Research claims almost one in three teenagers in New South Wales (NSW) has illegally gambled in the past year.
According to a study conducted by NSW Government’s Office of Responsible Gambling, 30% of teenagers have gambled in the past year, over half of which did so in the company of their parents or relatives.
However, it is important to note the small sample size of the survey, a similar situation to a Gambling Commission report published in Great Britain in 2019.
Over 2,200 children between the ages of 12 and 17 took part in the survey, with researchers determining that most on average started the habit aged 11, and that 4% were problem or at-risk gamblers.
A total of 54% of participants said they gambled in the presence of a parent or guardian, with 20% saying they gambled in the company of grandparents, and 20% in the company of other relatives over the age of 18. Around 9% claimed they gambled alone.

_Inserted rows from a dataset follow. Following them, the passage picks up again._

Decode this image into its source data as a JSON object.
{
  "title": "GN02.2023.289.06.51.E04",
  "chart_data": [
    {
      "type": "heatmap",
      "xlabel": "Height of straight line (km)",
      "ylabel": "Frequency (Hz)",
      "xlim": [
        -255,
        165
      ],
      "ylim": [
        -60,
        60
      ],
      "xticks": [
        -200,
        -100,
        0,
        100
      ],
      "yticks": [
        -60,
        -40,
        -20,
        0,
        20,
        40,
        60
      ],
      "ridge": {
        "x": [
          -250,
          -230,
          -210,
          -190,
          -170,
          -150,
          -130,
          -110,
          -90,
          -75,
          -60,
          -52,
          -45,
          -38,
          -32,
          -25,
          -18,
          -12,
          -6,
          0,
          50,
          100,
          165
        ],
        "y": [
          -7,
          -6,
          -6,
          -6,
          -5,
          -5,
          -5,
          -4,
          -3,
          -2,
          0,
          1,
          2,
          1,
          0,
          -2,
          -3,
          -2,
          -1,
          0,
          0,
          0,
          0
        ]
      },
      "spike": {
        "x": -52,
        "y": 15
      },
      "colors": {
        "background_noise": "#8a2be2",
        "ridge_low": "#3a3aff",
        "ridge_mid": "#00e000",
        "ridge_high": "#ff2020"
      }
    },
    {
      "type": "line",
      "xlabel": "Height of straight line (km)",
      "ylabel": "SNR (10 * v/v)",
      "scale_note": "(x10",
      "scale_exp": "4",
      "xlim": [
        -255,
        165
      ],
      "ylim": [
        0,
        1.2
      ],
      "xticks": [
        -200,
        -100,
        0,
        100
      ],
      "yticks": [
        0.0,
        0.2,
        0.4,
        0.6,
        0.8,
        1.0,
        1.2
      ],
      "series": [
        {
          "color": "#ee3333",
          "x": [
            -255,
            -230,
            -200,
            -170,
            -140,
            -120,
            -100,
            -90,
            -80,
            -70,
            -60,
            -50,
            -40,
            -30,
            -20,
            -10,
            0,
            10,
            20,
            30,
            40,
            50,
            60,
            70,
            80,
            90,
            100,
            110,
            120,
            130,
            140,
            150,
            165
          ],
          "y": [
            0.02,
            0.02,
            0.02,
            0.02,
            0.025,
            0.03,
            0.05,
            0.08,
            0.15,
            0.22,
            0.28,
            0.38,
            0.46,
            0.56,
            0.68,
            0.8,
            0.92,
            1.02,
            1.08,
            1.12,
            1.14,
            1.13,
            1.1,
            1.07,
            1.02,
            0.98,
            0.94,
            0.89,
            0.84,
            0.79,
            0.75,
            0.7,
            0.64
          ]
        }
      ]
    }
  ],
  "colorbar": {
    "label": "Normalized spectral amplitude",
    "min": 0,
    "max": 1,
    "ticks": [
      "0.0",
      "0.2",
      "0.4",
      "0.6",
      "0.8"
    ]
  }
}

The research also found that 40% of children participated in simulated gambling through video games such as Grand Theft Auto.
Those under the age of 18 were found to be more likely to be problem or at-risk gamblers if adults in their household gambled with them or indeed had gambling problems themselves.
“Underage gambling is illegal but significantly 21% of participants reported partaking in gambling including lotteries, scratchies, keno, and sports and race betting,” said Office of Responsible Gambling director Natalie Wright.
“The study found parents were the strongest influence on youth gambling, so we need to educate adults as well as young people.”